The study, written by AI expert Stefan Leijnen, analyzes how global AI development is shifting towards new energy-efficient hardware and new data streams and applications that are deeply rooted in physical processes and industrial data. According to the report, the Netherlands can become internationally distinctive in these domains if it makes strategic choices now.
"The next generation of AI is not about even larger language models, but about models that learn through sensors, robotics, and interaction with the real world. These models will need to be energy-efficient and privacy-friendly," says author Stefan Leijnen. "There lie the opportunities for the Netherlands and Europe.” Dutch AI opportunities in sectors where data and physical processes come together. The deep dive shows that the Netherlands is strongly positioned where physical processes, high-quality data, and high adoption potential converge: agricultural technology,
logistics, high-tech manufacturing, energy, and healthcare.

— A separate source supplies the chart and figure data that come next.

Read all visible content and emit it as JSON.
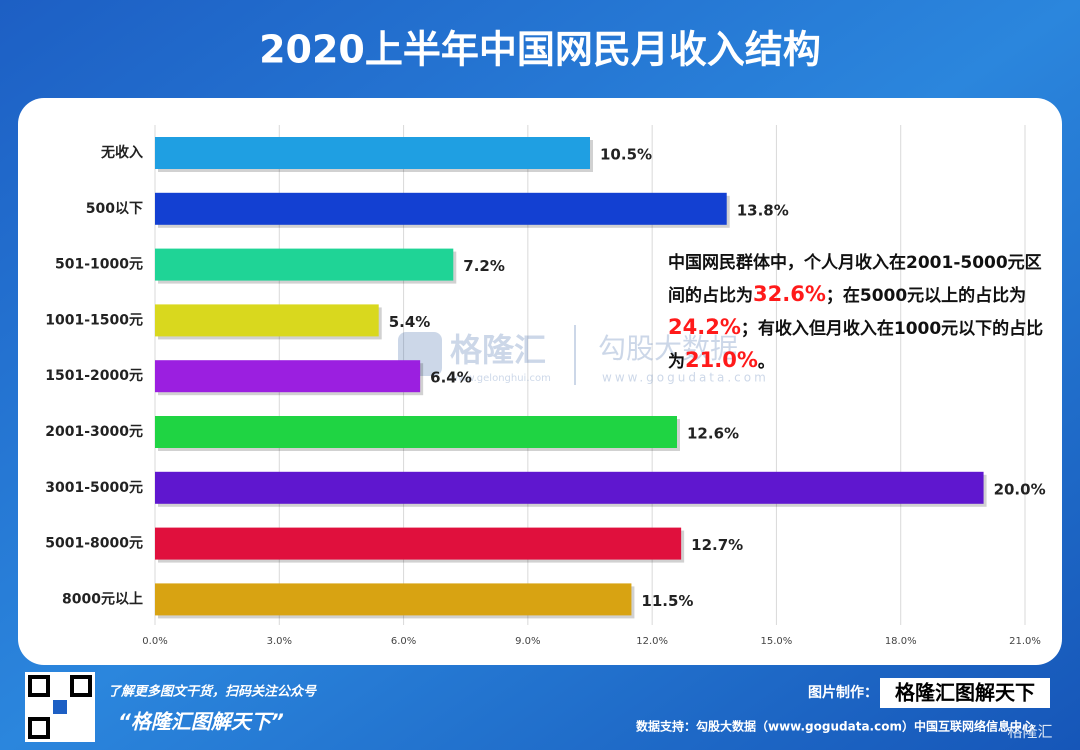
{
  "chart_data": {
    "type": "bar",
    "orientation": "horizontal",
    "title": "2020上半年中国网民月收入结构",
    "categories": [
      "无收入",
      "500以下",
      "501-1000元",
      "1001-1500元",
      "1501-2000元",
      "2001-3000元",
      "3001-5000元",
      "5001-8000元",
      "8000元以上"
    ],
    "values": [
      10.5,
      13.8,
      7.2,
      5.4,
      6.4,
      12.6,
      20.0,
      12.7,
      11.5
    ],
    "value_labels": [
      "10.5%",
      "13.8%",
      "7.2%",
      "5.4%",
      "6.4%",
      "12.6%",
      "20.0%",
      "12.7%",
      "11.5%"
    ],
    "colors": [
      "#1f9fe2",
      "#1340d2",
      "#1fd496",
      "#d9d81e",
      "#9b1fe0",
      "#1fd443",
      "#5f17cf",
      "#e0103d",
      "#d8a312"
    ],
    "xlim": [
      0,
      21
    ],
    "xticks": [
      {
        "value": 0,
        "label": "0.0%"
      },
      {
        "value": 3,
        "label": "3.0%"
      },
      {
        "value": 6,
        "label": "6.0%"
      },
      {
        "value": 9,
        "label": "9.0%"
      },
      {
        "value": 12,
        "label": "12.0%"
      },
      {
        "value": 15,
        "label": "15.0%"
      },
      {
        "value": 18,
        "label": "18.0%"
      },
      {
        "value": 21,
        "label": "21.0%"
      }
    ],
    "grid": true,
    "annotation": [
      {
        "text": "中国网民群体中，个人月收入在2001-5000元区间的占比为",
        "color": "#111111"
      },
      {
        "text": "32.6%",
        "color": "#ff1a1a"
      },
      {
        "text": "；在5000元以上的占比为",
        "color": "#111111"
      },
      {
        "text": "24.2%",
        "color": "#ff1a1a"
      },
      {
        "text": "；有收入但月收入在1000元以下的占比为",
        "color": "#111111"
      },
      {
        "text": "21.0%",
        "color": "#ff1a1a"
      },
      {
        "text": "。",
        "color": "#111111"
      }
    ]
  },
  "watermark": {
    "brand": "格隆汇",
    "brand_url": "www.gelonghui.com",
    "partner": "勾股大数据",
    "partner_url": "www.gogudata.com"
  },
  "footer": {
    "promo": "了解更多图文干货，扫码关注公众号",
    "account": "“格隆汇图解天下”",
    "made_by_label": "图片制作：",
    "made_by": "格隆汇图解天下",
    "source": "数据支持：勾股大数据（www.gogudata.com）中国互联网络信息中心",
    "logo": "格隆汇"
  }
}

In these sectors, AI applications that are difficult to replicate emerge, running on protected data and integrated into the physical world.
The report identifies opportunities for the Netherlands:
- Sectors with a physical component, unique data, and high adoption potential, such as science, high-tech manufacturing, healthcare, sustainable energy, and agricultural technology.
- New data streams and data markets, where the Netherlands can leverage its leading position in the field of responsible AI.
- Energy-efficient AI hardware such as photonics and neuromorphic computing,
areas where European and certainly Dutch companies and knowledge institutions
are already globally recognized.
Less fragmentation, more scale, targeted investments
The study advocates for an AI industrial policy that removes barriers and invests where market forces alone fall short. This policy should aim to increase access to capital for AI startups and scale-ups, with tickets of €20–30 million and more than €100 million for hardware and foundation models, combined with more intensive European cooperation to reduce fragmentation in investments, data, and infrastructure.
Additionally, the government should use public demand to accelerate adoption, especially in domains like healthcare, energy, research, and security, and build public institutions that bring vital data and digital infrastructure under democratic governance. Finally, the study advocates for research into a future-proof AI Gigafactory for edge AI, energy-efficient hardware, and privacy-aware local computing power as a strategic foundation for autonomous AI capacity in the Netherlands and Europe.
Targeted investments support Dutch AI course
Invest-NL and ROM-Nederland emphasize that strategic investments are crucial at this moment to strengthen this position. "If the Netherlands chooses its own AI course, we can actually win in the domains in which we are strong. Our investment policy will need to focus on larger tickets for AI startups and hardware builders, investing where the market falls short, and connecting parties around a strategic long-term agenda. This deep dive shows exactly where those opportunities lie."
The report illustrates that a Dutch AI strategy is not only economically wise but essential for future security, autonomy, and the protection of European values. The AI deep dive follows previous publications by Invest-NL on quantum, lab-on-a-chip, and semiconductors – each a key technology within the National Technology Strategy. The deep dive series aims to show how and where targeted investments create strategic advantages for the Netherlands.